The U.S. index of leading economic indicators rebounded in June, with a stronger-than-expected 0.9% rise, the Conference Board said July 21. The increase puts the index at 137.7 in June, from an upwardly revised reading of 136.5 in May, and indicates that the U.S. economy is set to maintain the current pace of economic activity over the next few months, said Ken Goldstein, a labor economist at the Conference Board.
In June, economists were expecting a 0.5% rise in the index, which seeks to gauge activity in the coming six to nine months. The June data included a change in how the private research firm calculates the index. The Conference Board had found that its previous method of measuring the yield curve -- or the difference between short-term and long-term rates -- overstated the negative impact of a flat yield curve. The rise in June followed five straight months without an increase, raising fears of a sharp deceleration in the U.S. economy.
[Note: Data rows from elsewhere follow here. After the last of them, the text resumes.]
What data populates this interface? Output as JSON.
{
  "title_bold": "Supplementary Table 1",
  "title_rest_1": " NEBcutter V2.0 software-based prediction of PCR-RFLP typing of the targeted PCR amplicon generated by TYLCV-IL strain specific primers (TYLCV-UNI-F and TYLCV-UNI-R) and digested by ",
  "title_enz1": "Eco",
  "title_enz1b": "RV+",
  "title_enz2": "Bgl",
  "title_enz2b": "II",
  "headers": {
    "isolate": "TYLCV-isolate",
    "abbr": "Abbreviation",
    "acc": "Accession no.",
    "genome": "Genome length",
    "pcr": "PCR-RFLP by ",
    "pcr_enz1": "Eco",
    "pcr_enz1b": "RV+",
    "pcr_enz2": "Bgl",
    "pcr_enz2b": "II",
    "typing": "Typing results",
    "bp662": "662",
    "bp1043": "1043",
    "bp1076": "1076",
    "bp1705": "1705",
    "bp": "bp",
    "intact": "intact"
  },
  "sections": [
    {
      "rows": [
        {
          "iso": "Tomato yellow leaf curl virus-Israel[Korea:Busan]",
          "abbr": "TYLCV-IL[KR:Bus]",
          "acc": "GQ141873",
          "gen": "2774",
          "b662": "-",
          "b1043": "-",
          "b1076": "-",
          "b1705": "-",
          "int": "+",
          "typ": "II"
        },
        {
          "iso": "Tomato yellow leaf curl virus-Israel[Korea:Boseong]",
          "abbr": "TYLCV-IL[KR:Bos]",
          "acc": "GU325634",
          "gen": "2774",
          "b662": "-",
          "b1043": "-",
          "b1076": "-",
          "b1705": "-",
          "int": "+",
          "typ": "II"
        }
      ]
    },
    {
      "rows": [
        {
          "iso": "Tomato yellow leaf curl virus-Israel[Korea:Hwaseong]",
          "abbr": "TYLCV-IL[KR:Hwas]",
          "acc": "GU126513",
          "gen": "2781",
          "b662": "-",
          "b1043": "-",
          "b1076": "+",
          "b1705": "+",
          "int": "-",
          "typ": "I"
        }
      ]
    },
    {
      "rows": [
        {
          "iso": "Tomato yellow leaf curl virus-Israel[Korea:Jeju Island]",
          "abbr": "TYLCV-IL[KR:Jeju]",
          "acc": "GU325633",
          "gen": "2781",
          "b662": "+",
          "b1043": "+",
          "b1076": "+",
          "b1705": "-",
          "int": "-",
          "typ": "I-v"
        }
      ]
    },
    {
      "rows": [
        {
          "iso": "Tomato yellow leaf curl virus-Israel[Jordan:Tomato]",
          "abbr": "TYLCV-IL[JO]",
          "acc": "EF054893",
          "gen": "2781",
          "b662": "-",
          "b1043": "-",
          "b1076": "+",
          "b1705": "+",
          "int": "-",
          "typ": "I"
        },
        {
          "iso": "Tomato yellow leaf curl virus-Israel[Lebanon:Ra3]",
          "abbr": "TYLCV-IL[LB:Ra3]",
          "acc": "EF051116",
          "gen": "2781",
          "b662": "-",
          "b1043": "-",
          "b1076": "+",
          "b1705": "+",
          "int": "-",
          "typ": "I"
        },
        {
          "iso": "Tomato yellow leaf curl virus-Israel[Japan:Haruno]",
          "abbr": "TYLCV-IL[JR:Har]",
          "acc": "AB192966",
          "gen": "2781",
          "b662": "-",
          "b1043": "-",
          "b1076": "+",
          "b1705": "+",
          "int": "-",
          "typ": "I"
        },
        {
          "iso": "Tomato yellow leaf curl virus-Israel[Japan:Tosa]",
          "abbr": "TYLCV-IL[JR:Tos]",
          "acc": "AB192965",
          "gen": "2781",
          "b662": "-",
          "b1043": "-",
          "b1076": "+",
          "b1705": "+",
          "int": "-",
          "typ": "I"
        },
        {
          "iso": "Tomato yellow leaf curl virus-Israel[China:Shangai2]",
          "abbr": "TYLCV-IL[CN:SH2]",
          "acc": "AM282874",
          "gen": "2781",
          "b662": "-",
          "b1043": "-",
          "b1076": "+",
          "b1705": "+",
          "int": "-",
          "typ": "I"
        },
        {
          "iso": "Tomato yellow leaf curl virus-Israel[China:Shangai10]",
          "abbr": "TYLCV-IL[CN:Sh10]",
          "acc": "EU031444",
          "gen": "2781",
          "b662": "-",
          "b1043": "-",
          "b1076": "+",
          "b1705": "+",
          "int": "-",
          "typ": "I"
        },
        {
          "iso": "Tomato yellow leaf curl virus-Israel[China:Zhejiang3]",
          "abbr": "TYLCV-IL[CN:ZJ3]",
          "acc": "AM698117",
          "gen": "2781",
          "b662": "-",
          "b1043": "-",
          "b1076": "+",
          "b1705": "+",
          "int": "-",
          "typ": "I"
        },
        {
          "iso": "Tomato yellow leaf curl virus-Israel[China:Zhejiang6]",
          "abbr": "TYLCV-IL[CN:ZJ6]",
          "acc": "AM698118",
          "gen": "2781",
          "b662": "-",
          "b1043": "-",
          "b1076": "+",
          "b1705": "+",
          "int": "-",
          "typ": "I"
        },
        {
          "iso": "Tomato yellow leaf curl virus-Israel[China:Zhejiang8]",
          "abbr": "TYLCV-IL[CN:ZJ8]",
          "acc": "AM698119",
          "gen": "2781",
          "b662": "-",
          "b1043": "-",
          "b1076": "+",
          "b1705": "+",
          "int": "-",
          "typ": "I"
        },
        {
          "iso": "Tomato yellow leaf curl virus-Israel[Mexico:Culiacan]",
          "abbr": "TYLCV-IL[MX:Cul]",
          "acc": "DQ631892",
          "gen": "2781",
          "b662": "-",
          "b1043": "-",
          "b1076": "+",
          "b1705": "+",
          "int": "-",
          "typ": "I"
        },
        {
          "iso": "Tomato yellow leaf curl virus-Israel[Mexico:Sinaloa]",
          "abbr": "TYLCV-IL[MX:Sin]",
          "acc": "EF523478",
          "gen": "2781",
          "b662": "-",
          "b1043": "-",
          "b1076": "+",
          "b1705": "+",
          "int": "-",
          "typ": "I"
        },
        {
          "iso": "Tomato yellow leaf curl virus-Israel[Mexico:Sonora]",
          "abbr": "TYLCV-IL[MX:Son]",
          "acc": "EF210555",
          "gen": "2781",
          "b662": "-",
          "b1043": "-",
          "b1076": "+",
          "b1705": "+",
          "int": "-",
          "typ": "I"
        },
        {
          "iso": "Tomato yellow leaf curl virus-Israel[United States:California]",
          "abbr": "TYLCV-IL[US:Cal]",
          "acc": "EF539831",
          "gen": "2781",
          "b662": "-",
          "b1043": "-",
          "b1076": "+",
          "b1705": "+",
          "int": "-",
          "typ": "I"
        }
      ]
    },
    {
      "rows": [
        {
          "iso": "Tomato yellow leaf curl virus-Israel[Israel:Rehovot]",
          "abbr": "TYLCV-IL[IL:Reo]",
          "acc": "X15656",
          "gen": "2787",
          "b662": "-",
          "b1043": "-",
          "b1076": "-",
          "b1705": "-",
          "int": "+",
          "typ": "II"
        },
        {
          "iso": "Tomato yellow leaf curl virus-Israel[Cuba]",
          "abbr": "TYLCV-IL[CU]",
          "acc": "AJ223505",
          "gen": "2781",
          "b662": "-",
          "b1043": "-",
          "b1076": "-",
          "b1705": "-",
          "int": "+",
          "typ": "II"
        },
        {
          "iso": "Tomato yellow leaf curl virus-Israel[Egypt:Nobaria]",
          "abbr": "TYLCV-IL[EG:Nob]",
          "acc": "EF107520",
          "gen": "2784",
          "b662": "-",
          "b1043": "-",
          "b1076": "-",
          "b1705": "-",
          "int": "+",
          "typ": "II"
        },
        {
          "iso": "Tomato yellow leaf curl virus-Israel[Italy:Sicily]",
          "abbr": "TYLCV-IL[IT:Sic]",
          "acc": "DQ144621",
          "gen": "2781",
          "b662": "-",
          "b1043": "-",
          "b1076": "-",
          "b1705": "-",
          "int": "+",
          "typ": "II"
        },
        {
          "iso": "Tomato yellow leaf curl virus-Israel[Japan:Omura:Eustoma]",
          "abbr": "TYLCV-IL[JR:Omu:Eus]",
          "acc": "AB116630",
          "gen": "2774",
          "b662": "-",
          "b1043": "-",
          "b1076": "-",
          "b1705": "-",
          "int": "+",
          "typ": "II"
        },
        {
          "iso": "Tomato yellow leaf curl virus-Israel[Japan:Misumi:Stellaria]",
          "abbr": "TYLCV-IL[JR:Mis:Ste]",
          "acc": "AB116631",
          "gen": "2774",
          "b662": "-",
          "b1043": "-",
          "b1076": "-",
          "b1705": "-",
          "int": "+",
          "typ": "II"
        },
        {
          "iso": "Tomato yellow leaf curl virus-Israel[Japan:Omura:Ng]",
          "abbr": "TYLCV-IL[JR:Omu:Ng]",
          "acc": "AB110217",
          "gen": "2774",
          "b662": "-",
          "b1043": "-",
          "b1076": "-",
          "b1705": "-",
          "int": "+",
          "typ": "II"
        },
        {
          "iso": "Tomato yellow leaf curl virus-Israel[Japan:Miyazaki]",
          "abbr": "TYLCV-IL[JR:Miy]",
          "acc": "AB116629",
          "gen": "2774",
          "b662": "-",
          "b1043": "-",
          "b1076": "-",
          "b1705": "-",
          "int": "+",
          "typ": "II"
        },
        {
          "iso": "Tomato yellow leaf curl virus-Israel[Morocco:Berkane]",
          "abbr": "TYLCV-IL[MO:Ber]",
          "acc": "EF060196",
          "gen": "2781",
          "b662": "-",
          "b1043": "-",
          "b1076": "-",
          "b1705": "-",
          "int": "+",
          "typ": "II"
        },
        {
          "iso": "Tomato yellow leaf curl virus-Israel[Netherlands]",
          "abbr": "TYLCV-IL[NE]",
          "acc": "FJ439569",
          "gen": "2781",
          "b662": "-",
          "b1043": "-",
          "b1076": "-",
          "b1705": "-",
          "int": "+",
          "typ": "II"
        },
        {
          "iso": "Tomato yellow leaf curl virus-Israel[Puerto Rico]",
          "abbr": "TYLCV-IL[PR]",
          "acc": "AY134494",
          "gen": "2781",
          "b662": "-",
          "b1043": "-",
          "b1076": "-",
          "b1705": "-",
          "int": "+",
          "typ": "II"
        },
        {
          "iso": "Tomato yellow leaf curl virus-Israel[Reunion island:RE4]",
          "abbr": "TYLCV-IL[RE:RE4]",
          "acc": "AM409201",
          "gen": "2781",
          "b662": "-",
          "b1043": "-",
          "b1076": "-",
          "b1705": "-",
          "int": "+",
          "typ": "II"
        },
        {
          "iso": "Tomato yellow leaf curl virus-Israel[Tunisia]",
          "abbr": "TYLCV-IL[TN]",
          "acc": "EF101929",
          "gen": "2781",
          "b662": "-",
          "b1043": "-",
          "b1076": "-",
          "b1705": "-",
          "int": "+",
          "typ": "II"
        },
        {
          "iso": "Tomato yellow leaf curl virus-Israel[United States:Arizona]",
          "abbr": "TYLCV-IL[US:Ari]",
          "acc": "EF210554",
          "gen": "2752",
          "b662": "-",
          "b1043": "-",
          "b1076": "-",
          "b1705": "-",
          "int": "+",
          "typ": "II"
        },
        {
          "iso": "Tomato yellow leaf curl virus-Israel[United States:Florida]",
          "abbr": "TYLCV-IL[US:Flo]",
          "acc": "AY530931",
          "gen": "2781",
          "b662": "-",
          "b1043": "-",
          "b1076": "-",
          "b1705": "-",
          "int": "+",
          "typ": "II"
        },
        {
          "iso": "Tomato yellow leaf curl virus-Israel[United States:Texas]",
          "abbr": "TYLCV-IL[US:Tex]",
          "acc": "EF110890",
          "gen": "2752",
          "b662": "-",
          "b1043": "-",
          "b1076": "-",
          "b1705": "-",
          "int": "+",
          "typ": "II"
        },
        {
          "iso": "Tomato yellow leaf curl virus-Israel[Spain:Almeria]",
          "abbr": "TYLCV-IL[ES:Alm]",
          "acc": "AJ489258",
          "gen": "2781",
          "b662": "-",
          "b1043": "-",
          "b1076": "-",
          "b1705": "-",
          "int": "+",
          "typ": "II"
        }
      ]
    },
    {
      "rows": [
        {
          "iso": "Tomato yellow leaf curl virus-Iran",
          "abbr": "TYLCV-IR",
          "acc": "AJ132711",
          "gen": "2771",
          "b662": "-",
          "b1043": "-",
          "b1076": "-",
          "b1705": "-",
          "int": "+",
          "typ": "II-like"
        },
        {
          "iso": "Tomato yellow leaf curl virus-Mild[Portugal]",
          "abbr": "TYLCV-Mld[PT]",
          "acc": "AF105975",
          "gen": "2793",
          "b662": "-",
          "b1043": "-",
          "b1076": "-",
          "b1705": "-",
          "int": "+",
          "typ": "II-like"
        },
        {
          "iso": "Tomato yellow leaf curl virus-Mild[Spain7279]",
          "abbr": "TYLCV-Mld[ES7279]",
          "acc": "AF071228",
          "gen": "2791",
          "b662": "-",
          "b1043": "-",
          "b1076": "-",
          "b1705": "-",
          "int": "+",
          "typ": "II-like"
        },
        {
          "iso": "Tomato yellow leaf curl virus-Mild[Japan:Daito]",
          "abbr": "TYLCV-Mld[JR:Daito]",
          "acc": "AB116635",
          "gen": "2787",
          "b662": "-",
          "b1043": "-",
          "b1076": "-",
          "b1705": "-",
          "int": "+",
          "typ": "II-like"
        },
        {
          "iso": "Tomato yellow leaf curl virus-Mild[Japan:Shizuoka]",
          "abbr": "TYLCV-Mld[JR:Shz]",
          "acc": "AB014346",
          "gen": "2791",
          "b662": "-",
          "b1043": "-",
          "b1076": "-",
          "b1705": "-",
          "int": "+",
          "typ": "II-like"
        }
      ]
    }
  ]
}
But based on the revised method, the leading index has increased at a 1.2% annual rate over the past six months; this is down from a peak of about 10% at the end of 2003. The Conference Board said other related indexes were higher. Its coincident index, measuring current conditions, increased 0.2% in June, following a 0.1% rise in May and a 0.3% increase in April. The lagging index rose 0.3% in June, after a 0.4% increase in May and a 0.3% increase in April.